— Jak myślicie, co — zapytał cicho, niemal szeptem — dałby kościół katolicki za taśmę wideo, będącą dowodem zmartwychwstania Jezusa Chrystusa?
Zrobił przerwę.
— Lub za taką — mówił dalej z uśmieszkiem na ściśniętych wąsko ustach — która mu przeczy! Reflektory samochodu wbijały się w noc, macały szary asfalt prowadzącej poprzez ciemności szosy, na której panował intensywny ruch, zaskakujący o tej porze, około drugiej rano. Nie rozmawiali wiele, pogrążeni w myślach i, jeśli nie liczyć szumu silnika, w wozie panowała osobliwa, zszokowana cisza. Tym razem na tylnym siedzeniu siedział Stephen. Gdy byli mniej więcej w połowie drogi, pochylił się do przodu, wsparł oboma ramionami o oparcia i wystawił głowę między przednie fotele.
— Yehoshuah?
— Mhm?
— W Muzeum Rockefellera macie na pewno różne laboratoria do badania archeologicznych zabytków. — Tak.

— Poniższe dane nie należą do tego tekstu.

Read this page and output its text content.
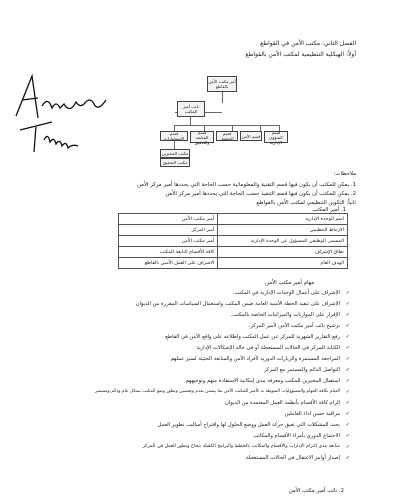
الفصل الثاني: مكتب الأمن في القواطع
أولاً: الهيكلية التنظيمية لمكتب الأمن بالقواطع
أمر مكتب الأمن بالقاطع
نائب أمير المكتب
قسم الشؤون الإدارية
قسم الأمن
قسم التحقيق
قسم المتابعة والتدقيق
قسم الاستخبارات
مكتب المخبرين
مكتب التحقيق
ملاحظات:
1. يمكن للمكتب أن يكون فيها قسم التقنية والمعلوماتية حسب الحاجة التي يحددها أمير مركز الأمن
2. يمكن للمكتب أن يكون فيها قسم التنفيذ حسب الحاجة التي يحددها أمير مركز الأمن
ثانياً: التكوين التنظيمي لمكتب الأمن بالقواطع
1. أمير المكتب
اسم الوحدة الإدارية	أمير مكتب الأمن
الارتباط التنظيمي	أمير المركز
المسمى الوظيفي للمسؤول عن الوحدة الإدارية	أمير مكتب الأمن
نطاق الإشراف	كافة الأقسام التابعة للمكتب
الهدف العام	الاشراف على العمل الأمني بالقاطع
مهام أمير مكتب الأمن
✓ الإشراف على أعمال الوحدات الإدارية في المكتب.
✓ الإشراف على تنفيذ الخطة الأمنية العامة ضمن المكتب واستعمال السياسات المقررة من الديوان
✓ الإقرار على الموازنات والميزانيات الخاصة بالمكتب.
✓ ترشيح نائب أمير مكتب الأمن لأمير المركز.
✓ رفع التقارير الشهرية للمركز عن عمل المكتب واطلاعه على واقع الأمن في القاطع
✓ الكتابة للمركز في الحالات المستعجلة أو في حالة الإشكالات الإدارية
✓ المراجعة المستمرة والزيارات الدورية لأفراد الأمن والمتابعة الحثيثة لسير عملهم
✓ التواصل الدائم والمستمر مع المركز
✓ استقبال المخبرين للمكتب ومعرفة مدى إمكانية الاستفادة منهم وتوجيههم
✓ القيام بكافة المهام والمسؤوليات المنوطة به كأمير للمكتب الأمن بما يضمن تقدم وتحسين وتطور وضع المكتب بشكل عام ودائم ومستمر
✓ إلزام كافة الأقسام بأنظمة العمل المعتمدة من الديوان
✓ مراقبة حسن اداء العاملين
✓ بحث المشكلات التي تعيق حركة العمل ووضع الحلول لها واقتراح أساليب تطوير العمل
✓ الاجتماع الدوري بأمراء الأقسام والمكاتب
✓ متابعة مدى التزام الإدارات والأقسام والمكاتب بالخطط والبرامج الكفيلة بنجاح وتطور العمل في المركز
✓ إصدار أوامر الاعتقال في الحالات المستعجلة.
2. نائب أمير مكتب الأمن
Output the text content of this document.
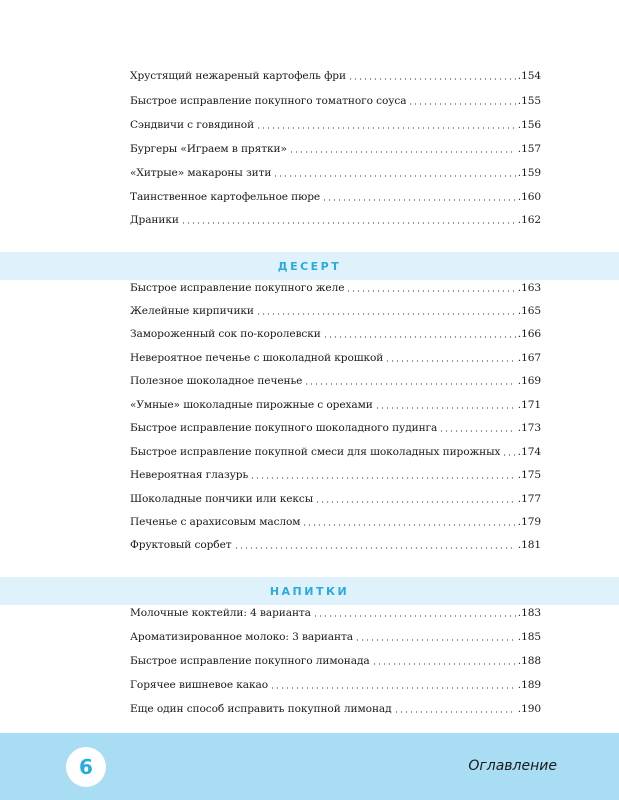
Хрустящий нежареный картофель фри	.154
Быстрое исправление покупного томатного соуса	.155
Сэндвичи с говядиной	.156
Бургеры «Играем в прятки»	.157
«Хитрые» макароны зити	.159
Таинственное картофельное пюре	.160
Драники	.162
ДЕСЕРТ
Быстрое исправление покупного желе	.163
Желейные кирпичики	.165
Замороженный сок по-королевски	.166
Невероятное печенье с шоколадной крошкой	.167
Полезное шоколадное печенье	.169
«Умные» шоколадные пирожные с орехами	.171
Быстрое исправление покупного шоколадного пудинга	.173
Быстрое исправление покупной смеси для шоколадных пирожных .174
Невероятная глазурь	.175
Шоколадные пончики или кексы	.177
Печенье с арахисовым маслом	.179
Фруктовый сорбет	.181
НАПИТКИ
Молочные коктейли: 4 варианта	.183
Ароматизированное молоко: 3 варианта	.185
Быстрое исправление покупного лимонада	.188
Горячее вишневое какао	.189
Еще один способ исправить покупной лимонад	.190
6	Оглавление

— Nie wspominałeś kiedyś, że badacie też stare papiery?
— Papirusy. Nie papiery.
— Papirus, rozumiem. To coś z trzciny.
— Nie z trzciny. Papirus wytwarzano z miąższu byliny papirusowej, po łacinie cyperus papyrus. Cibora papirusowa.
— Ale to coś innego niż papier.
— Właśnie.
Stephen skinął głową. Przeciwnym pasem minęła ich dudnieniem ciężarówka. W świetle reflektorów zabłysła na moment stojąca na poboczu tablica, na której ktoś opryskał czarną farbą angielski napis, tak, że czytelne pozostały tylko arabskie litery.
— Załóżmy, że profesor zechce zbadać instrukcję obsługi. Jak sądzisz, gdzie będzie mógł to zrobić najlepiej?
— U nas.
— U was? Zdawało mi się, że możecie analizować tylko papirusy?
— Tym się zajmujemy. Ale równie dobrze moglibyśmy restaurować papier. To nawet łatwiejsze niż restauracja papirusu. Po prostu, do tej pory nikt nie przyszedł ze starym papierem.
— A dlaczego?
— Ponieważ w czasach historycznych w całym obszarze Morza Śródziemnego jako materiału piśmienniczego używano wyłącznie papirusu.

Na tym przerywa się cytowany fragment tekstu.